Let a utility function for a consumer be defined as $$u(x_{1},x_{2})=x_{1}^{1/2} x_{2}^{1/2}$$. With the budget $$x_{1}p_{1}+x_{2}p_{2}=m$$. With values $$p_1=p_2=1, m=32$$. The state now adds a tax of unit 3 on $$p_{1}$$ (pr. Unit $$x_1$$)

How does it effect utility? What does the state earn?

• I got the utility before to be 16 and after to be 8 with taxes correlating to 12 pr unit $$x_1$$

The state now considers an income tax such that the income is now $$m-T$$ How much will the state earn with the new system whilst keeping the consumer indifferent? Which system is better?

• I figured that i solve for the Tax in the utility function under optimal demand conditions so that i kepy utility equal to 8. This gave me 16 units of income tax.

How does one do the last part mathematically. I figure the income tax is better for the consumer but how can i show it mathematically?

The intuition you have is correct. Mathematically you can show it by first deriving the optimal choices with the lump sum income tax. So you will set up the following lagrangian:

$$\mathcal{L} = x^{1/2}_1 x^{1/2}_2 - \lambda [x_1p_1+x_2p_2 - m + T]$$

This gives you 3 FOC's the budget constraint and:

$$0.5x_1^{-0.5} x_2^{0.5} = \lambda p_1 \\ 0.5x_2^{-0.5} x_2^{0.5} = \lambda p_2$$

Solve for optimal $$x_1^*$$ and $$x_2^*$$:

$$x_1^* = \frac{m-T}{2p_1} = \frac{32-T}{2} \\ x_2^* = \frac{m-T}{2p_2} = \frac{32-T}{2}$$

Where here the second equalities take advantage of the assumptions that $$p_1 = p_2=1$$ and $$m=32$$.

Now you can just plug this into the utility function and assuming you made no mistake equate this to the utility with the consumption tax on $$p_1$$ so you will have:

$$8 = \left( \frac{32-T}{2}\right)^{0.5} \left( \frac{32-T}{2}\right)^{0.5} \\ T =16$$

So under the income tax regime government gets $$T=16> t=12$$ while consumer still has the same utility as under the consumption tax, meaning the income tax is better. The intuition for that is that income tax does not distort the relative prices only has an income effect whereas consumption tax has both income and substitution effects.

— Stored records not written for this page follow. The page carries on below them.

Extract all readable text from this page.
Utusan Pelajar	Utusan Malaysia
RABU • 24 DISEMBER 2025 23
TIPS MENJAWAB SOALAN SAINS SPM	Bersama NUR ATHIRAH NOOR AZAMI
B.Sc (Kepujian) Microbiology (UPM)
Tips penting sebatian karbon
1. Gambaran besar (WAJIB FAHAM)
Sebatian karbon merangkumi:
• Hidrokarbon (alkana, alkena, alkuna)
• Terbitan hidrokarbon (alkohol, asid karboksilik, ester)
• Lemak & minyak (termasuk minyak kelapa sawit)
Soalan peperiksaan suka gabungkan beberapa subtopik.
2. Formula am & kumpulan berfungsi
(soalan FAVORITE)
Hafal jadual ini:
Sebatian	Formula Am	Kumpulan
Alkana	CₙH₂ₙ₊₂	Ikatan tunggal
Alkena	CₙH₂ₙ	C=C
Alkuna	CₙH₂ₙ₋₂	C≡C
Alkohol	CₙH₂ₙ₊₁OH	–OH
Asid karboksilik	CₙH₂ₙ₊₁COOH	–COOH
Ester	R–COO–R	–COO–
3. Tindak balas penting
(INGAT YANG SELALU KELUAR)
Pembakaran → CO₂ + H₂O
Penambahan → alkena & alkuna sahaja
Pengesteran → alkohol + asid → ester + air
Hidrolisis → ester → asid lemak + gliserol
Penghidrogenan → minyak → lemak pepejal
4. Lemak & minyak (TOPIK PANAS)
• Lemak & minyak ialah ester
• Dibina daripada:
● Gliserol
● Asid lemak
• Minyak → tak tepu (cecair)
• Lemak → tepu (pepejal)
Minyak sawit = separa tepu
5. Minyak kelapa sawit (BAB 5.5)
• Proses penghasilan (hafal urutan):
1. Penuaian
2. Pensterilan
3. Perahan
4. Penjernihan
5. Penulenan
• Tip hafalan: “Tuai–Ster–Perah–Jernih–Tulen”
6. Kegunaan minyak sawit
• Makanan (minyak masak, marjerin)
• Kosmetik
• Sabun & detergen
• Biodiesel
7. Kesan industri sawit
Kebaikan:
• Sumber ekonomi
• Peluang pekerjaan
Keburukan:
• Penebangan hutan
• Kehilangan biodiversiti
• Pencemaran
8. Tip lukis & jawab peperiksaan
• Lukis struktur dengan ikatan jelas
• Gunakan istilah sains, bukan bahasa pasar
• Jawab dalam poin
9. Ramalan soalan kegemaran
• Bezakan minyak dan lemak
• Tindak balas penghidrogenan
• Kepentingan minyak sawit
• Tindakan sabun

• I have done everything up to " The intuition for that is that income tax does not distort the relative prices only has an income effect whereas consumption tax has both income and substitution effects." Can this quantity actually be shown I get the reasons but no idea on how to show it for this example?
– user31331
Nov 23 '20 at 20:30
• @bymathformath what do you mean by quantity? The substitution effect will be there with consumption tax because it disturbs the relative prices. With consumption price of 3 for $x_1$ the price of $x_1$ increases from $1$ to $4$ making the consumer want to substitute away from consuming $x_1$ to consuming $x_2$ in addition to consumer having lower income due to tax (as it changes the budget constraint from $x_1+x_2=32$ to $4x_1+x_2 =32$. Income tax only lowers the income without distorting the prices. You can quantify these effects using hicksian decomposition - but that was not part of the Q
– 1muflon1
Nov 23 '20 at 20:35
• "You can quantify these effects using hicksian decomposition" I was lacking the words to describe it, sorry. But yes - this. That is what I meant*
– user31331
Nov 23 '20 at 20:37
• How would one do that with this Cobb-Douglas?
– user31331
Nov 23 '20 at 20:40
• @bymathformath with hicksian decomposition, you can calculate the substitution effect by looking at what is the change in demand, holding utility constant and then the income effect will be rest. However, note this was not part of the question in the black so you should not just add that to an answer unless requested I was just giving you little bit of an tidbit of intuition how come that we got the result that we got. It is trivial to see that in the case of income tax there will be no substitution effect as that requires changes in prices.